Kotor Bay and old town © ollirg, Shutterstock
The architecture of UNESCO-listed Kotor reflects its Western European and Byzantine history.
In the furthest recess of the Boka at the very foot of majestic Mt Lovćen lies Kotor:
“In the winter the sea freezes and in the morning the first rays of sun melt the ice, turning the water into a thin layer of very light fog. Boats then seem to sail on the clouds, as if in a painting by the extraordinary Montenegrin artist Vojo (Vojslav) Stanić.”
But Italian writer Nicolò Carnimeo, in Montenegro, A Timeless Voyage, is describing the shortest midwinter days when the sun barely reaches the top of the mountain. In spring or in autumn, the most beautiful seasons throughout Montenegro, the city is held spellbound while the sun slips minute by minute down the jagged face of rock, bathing granite and marble in a honeyed glow. By now Jovan Martinović, archaeologist, polymath and respected citizen of Kotor, is viewing this daily pageant from the sea wall across the bay. Each morning he rises at 04.00 and, carrying his fishing rod, strides west beyond Prčanj.
Behind the mighty 20m ramparts that shield Kotor from the waterfront, the vegetable and fish market, and the harbour bustle, the medieval city is labyrinthine but small enough that it is impossible to be lost – just frequently confused. The streets are mostly unnamed, though a few are known informally. For example, Pusti me da prođem (Let Me Pass Street) which speaks for itself. The city’s irregular squares are known by their original designations: trg od Brašna (Square of Flour), trg od Oružja (Square of Milk), and so on. Cats scuttle everywhere but the absolute monarch is Mićun (‘the Big One’). See him strutting his stuff in front of St Tryphon Cathedral. But do not speak to him: like sentries everywhere he will ignore you.
Kotor is listed by UNESCO as a World Heritage Site.
The Boka Kotorska
The grandest of Montenegro’s deep-blue inlets, the stunning Boka (‘inlet’) Kotorska is renowned for its spectacular scenery and cultural heritage, including the UNESCO-listed old city of Kotor. While its inner bays largely lack real beaches, the Boka holds plenty of potential for divers.
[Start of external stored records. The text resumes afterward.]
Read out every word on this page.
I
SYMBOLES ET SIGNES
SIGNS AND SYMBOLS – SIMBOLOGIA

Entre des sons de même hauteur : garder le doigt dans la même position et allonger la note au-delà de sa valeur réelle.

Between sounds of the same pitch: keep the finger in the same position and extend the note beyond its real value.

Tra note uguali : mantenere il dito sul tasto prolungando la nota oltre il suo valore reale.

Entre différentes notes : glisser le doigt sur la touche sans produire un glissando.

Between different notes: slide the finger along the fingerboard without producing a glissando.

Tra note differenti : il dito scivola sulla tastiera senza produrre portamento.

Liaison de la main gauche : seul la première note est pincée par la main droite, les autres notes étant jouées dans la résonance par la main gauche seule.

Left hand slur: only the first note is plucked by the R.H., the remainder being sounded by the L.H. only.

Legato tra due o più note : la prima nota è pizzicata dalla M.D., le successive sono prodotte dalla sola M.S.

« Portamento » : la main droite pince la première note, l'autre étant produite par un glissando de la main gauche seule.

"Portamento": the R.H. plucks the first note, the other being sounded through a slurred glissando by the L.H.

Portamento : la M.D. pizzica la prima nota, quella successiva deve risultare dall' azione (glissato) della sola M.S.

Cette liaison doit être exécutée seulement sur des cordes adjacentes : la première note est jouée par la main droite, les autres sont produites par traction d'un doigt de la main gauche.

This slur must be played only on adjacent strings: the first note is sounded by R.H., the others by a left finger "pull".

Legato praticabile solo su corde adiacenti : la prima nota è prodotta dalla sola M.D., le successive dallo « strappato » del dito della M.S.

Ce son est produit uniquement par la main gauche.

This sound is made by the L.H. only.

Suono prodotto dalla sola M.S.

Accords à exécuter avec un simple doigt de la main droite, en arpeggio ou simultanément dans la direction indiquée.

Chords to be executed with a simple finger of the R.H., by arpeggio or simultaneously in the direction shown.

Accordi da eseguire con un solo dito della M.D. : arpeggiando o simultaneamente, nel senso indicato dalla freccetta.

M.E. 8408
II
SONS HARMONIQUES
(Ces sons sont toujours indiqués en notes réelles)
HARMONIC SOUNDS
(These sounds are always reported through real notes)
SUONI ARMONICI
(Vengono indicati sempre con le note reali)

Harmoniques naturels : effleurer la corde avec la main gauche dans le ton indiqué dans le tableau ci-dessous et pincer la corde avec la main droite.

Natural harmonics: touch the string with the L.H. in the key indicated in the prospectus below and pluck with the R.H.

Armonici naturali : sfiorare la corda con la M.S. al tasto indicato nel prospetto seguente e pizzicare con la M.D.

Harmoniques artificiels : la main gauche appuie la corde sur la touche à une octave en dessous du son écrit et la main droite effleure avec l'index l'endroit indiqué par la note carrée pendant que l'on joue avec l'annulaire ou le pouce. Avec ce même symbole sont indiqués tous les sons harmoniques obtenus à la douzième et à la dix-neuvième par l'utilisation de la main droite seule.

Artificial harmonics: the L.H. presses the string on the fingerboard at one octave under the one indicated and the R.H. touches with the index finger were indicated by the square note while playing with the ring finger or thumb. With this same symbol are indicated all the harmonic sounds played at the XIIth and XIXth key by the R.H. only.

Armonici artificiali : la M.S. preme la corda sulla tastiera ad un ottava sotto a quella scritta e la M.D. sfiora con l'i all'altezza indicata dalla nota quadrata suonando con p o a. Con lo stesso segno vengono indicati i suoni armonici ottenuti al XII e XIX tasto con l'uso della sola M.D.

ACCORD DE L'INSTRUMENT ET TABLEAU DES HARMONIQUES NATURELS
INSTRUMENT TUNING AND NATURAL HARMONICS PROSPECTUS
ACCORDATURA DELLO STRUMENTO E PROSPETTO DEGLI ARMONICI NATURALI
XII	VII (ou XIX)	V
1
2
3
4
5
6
And foodies will find here a couple of Montenegro’s best restaurants.
The entire length of the Boka Kotorska is 15 nautical miles or 28km, stretching from Meljine, just east of Herceg Novi, to Kotor. The road, which follows the northern coastline through Bijela, Risan, Perast and Dobrota, covers the same journey in a little over 40km of beautiful scenery.